Questo è un po' complicato e per trovare risultati che aumentano o diminuiscono costantemente, probabilmente vorrai utilizzare il MATCH_RECOGNIZE clausola, che MySQL non supporta (ancora). In questo modo puoi definire un modello in base al quale ogni qty è inferiore al valore precedente. Inoltre, potresti probabilmente farlo con un cte ricorsivo, ma sarebbe al di fuori delle mie capacità.
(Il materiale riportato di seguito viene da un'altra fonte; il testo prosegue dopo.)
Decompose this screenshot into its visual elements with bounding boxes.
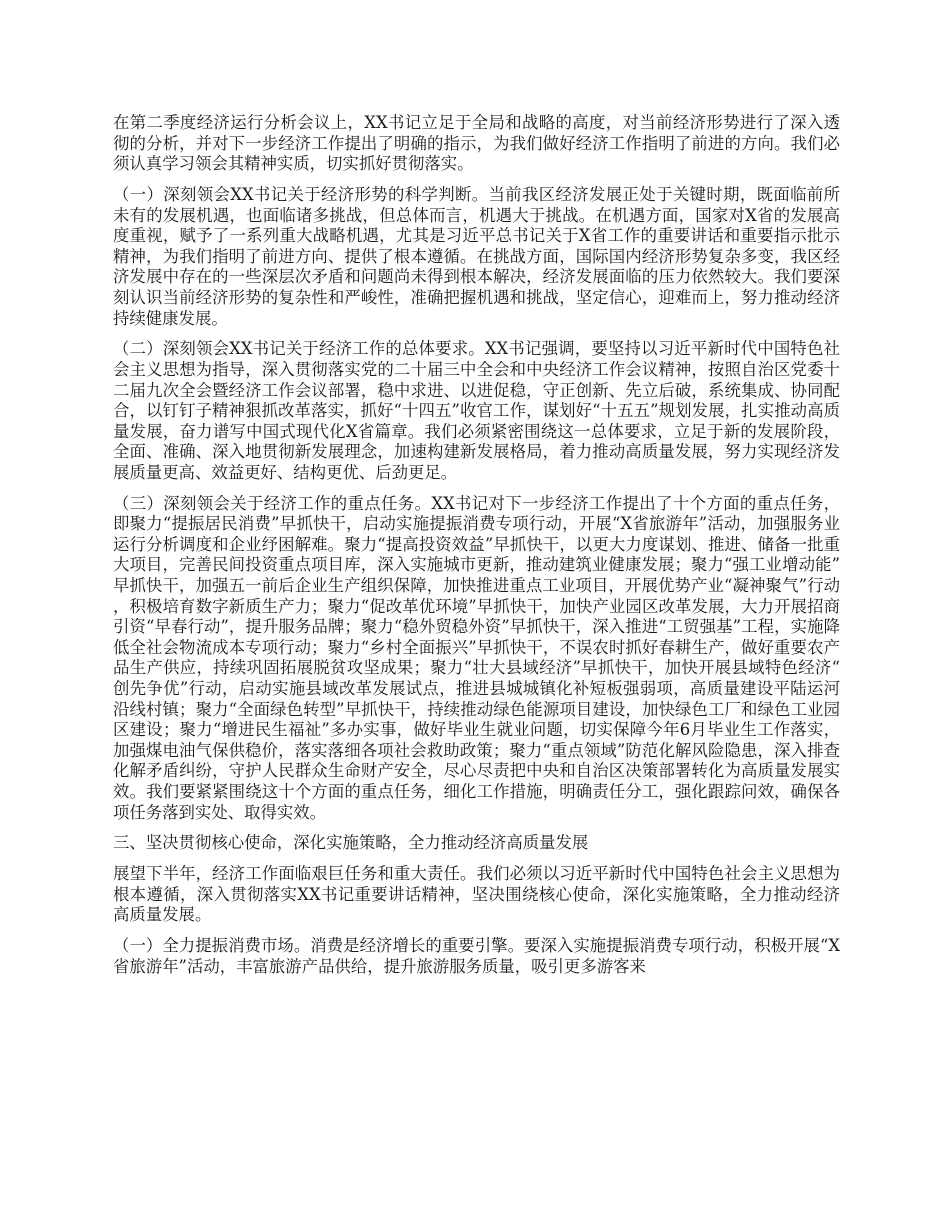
paragraph-key-tasks: （三）深刻领会关于经济工作的重点任务。XX书记对下一步经济工作提出了十个方面的重点任务，即聚力“提振居民消费”早抓快干，启动实施提振消费专项行动，开展“X省旅游年”活动，加强服务业运行分析调度和企业纾困解难。聚力“提高投资效益”早抓快干，以更大力度谋划、推进、储备一批重大项目，完善民间投资重点项目库，深入实施城市更新，推动建筑业健康发展；聚力“强工业增动能”早抓快干，加强五一前后企业生产组织保障，加快推进重点工业项目，开展优势产业“凝神聚气”行动，积极培育数字新质生产力；聚力“促改革优环境”早抓快干，加快产业园区改革发展，大力开展招商引资“早春行动”，提升服务品牌；聚力“稳外贸稳外资”早抓快干，深入推进“工贸强基”工程，实施降低全社会物流成本专项行动；聚力“乡村全面振兴”早抓快干，不误农时抓好春耕生产，做好重要农产品生产供应，持续巩固拓展脱贫攻坚成果；聚力“壮大县域经济”早抓快干，加快开展县域特色经济“创先争优”行动，启动实施县域改革发展试点，推进县城城镇化补短板强弱项，高质量建设平陆运河沿线村镇；聚力“全面绿色转型”早抓快干，持续推动绿色能源项目建设，加快绿色工厂和绿色工业园区建设；聚力“增进民生福祉”多办实事，做好毕业生就业问题，切实保障今年6月毕业生工作落实，加强煤电油气保供稳价，落实落细各项社会救助政策；聚力“重点领域”防范化解风险隐患，深入排查化解矛盾纠纷，守护人民群众生命财产安全，尽心尽责把中央和自治区决策部署转化为高质量发展实效。我们要紧紧围绕这十个方面的重点任务，细化工作措施，明确责任分工，强化跟踪问效，确保各项任务落到实处、取得实效。 xyxy=(113,493,840,822)
section-heading-three: 三、坚决贯彻核心使命，深化实施策略，全力推动经济高质量发展 xyxy=(113,833,589,853)
paragraph-boost-consumption: （一）全力提振消费市场。消费是经济增长的重要引擎。要深入实施提振消费专项行动，积极开展“X省旅游年”活动，丰富旅游产品供给，提升旅游服务质量，吸引更多游客来 xyxy=(113,936,840,976)
document-page xyxy=(113,113,840,977)
paragraph-economic-situation: （一）深刻领会XX书记关于经济形势的科学判断。当前我区经济发展正处于关键时期，既面临前所未有的发展机遇，也面临诸多挑战，但总体而言，机遇大于挑战。在机遇方面，国家对X省的发展高度重视，赋予了一系列重大战略机遇，尤其是习近平总书记关于X省工作的重要讲话和重要指示批示精神，为我们指明了前进方向、提供了根本遵循。在挑战方面，国际国内经济形势复杂多变，我区经济发展中存在的一些深层次矛盾和问题尚未得到根本解决，经济发展面临的压力依然较大。我们要深刻认识当前经济形势的复杂性和严峻性，准确把握机遇和挑战，坚定信心，迎难而上，努力推动经济持续健康发展。 xyxy=(113,184,840,328)
paragraph-general-requirements: （二）深刻领会XX书记关于经济工作的总体要求。XX书记强调，要坚持以习近平新时代中国特色社会主义思想为指导，深入贯彻落实党的二十届三中全会和中央经济工作会议精神，按照自治区党委十二届九次全会暨经济工作会议部署，稳中求进、以进促稳，守正创新、先立后破，系统集成、协同配合，以钉钉子精神狠抓改革落实，抓好“十四五”收官工作，谋划好“十五五”规划发展，扎实推动高质量发展，奋力谱写中国式现代化X省篇章。我们必须紧密围绕这一总体要求，立足于新的发展阶段，全面、准确、深入地贯彻新发展理念，加速构建新发展格局，着力推动高质量发展，努力实现经济发展质量更高、效益更好、结构更优、后劲更足。 xyxy=(113,339,840,482)
paragraph-intro: 在第二季度经济运行分析会议上，XX书记立足于全局和战略的高度，对当前经济形势进行了深入透彻的分析，并对下一步经济工作提出了明确的指示，为我们做好经济工作指明了前进的方向。我们必须认真学习领会其精神实质，切实抓好贯彻落实。 xyxy=(113,113,840,174)
paragraph-outlook: 展望下半年，经济工作面临艰巨任务和重大责任。我们必须以习近平新时代中国特色社会主义思想为根本遵循，深入贯彻落实XX书记重要讲话精神，坚决围绕核心使命，深化实施策略，全力推动经济高质量发展。 xyxy=(113,864,840,925)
Ecco cosa mi è venuto in mente, con l'avvertenza che confronta solo il primo e l'ultimo valore:

WITH
    tbl (customer, purchasedate, quantity) AS (
SELECT * FROM VALUES 
    ('Bob',         '9/1/2021',        10),
    ('Bob',         '9/10/2021',       6),
    ('Bob',         '9/18/2021',       5),
    ('Bob',         '9/19/2021',       8),
    ('Mary',        '9/1/2021',        10),
    ('Mary',        '9/10/2021',       6),
    ('Mary',        '9/18/2021',       5),
    ('Mary',        '9/19/2021',       3),
    ('Frank',       '9/1/2021',        5),
    ('Lucus',       '9/1/2021',        5),
    ('Lucus',       '9/10/2021',       6),
    ('Lucus',       '9/18/2021',       10)
)

SELECT
    DISTINCT customer
FROM
    tbl
QUALIFY
      FIRST_VALUE(quantity) OVER (partition BY customer ORDER BY purchasedate)
    > LAST_VALUE(quantity)  OVER (PARTITION BY customer ORDER BY purchasedate)

Che dà:

CUSTOMER
Bob
Mary

Oppure, per ridurre rigorosamente con un massimo noto, puoi concatenarli tutti insieme, il che diventa piuttosto brutto:

WITH
    tbl (customer, purchasedate, quantity) AS (
SELECT * FROM VALUES 
    ('Bob',         '9/1/2021',        10),
    ('Bob',         '9/10/2021',       6),
    ('Bob',         '9/18/2021',       5),
    ('Bob',         '9/19/2021',       8),
    ('Mary',        '9/1/2021',        10),
    ('Mary',        '9/10/2021',       6),
    ('Mary',        '9/18/2021',       5),
    ('Mary',        '9/19/2021',       3),
    ('Frank',       '9/1/2021',        5),
    ('Lucus',       '9/1/2021',        5),
    ('Lucus',       '9/10/2021',       6),
    ('Lucus',       '9/18/2021',       10)
)

SELECT
    DISTINCT customer
FROM
    tbl
    qualify 
        (NTH_VALUE(quantity, 1) OVER (partition BY customer ORDER BY purchasedate) >= NTH_VALUE(quantity, 2) OVER (partition BY customer ORDER BY purchasedate))
        and ((NTH_VALUE(quantity, 2) OVER (partition BY customer ORDER BY purchasedate) >= NTH_VALUE(quantity, 3) OVER (partition BY customer ORDER BY purchasedate)) or (NTH_VALUE(quantity, 3) OVER (partition BY customer ORDER BY purchasedate) is null))
        and ((NTH_VALUE(quantity,3) OVER (partition BY customer ORDER BY purchasedate) >= NTH_VALUE(quantity, 4) OVER (partition BY customer ORDER BY purchasedate)) or (NTH_VALUE(quantity, 4) OVER (partition BY customer ORDER BY purchasedate) is null))

Che dà:

CUSTOMER
Mary

Anche se per un importo sconosciuto penserei match_recognize sarebbe la soluzione migliore (o potresti aggiungere qualche ricorsione o una funzione personalizzata).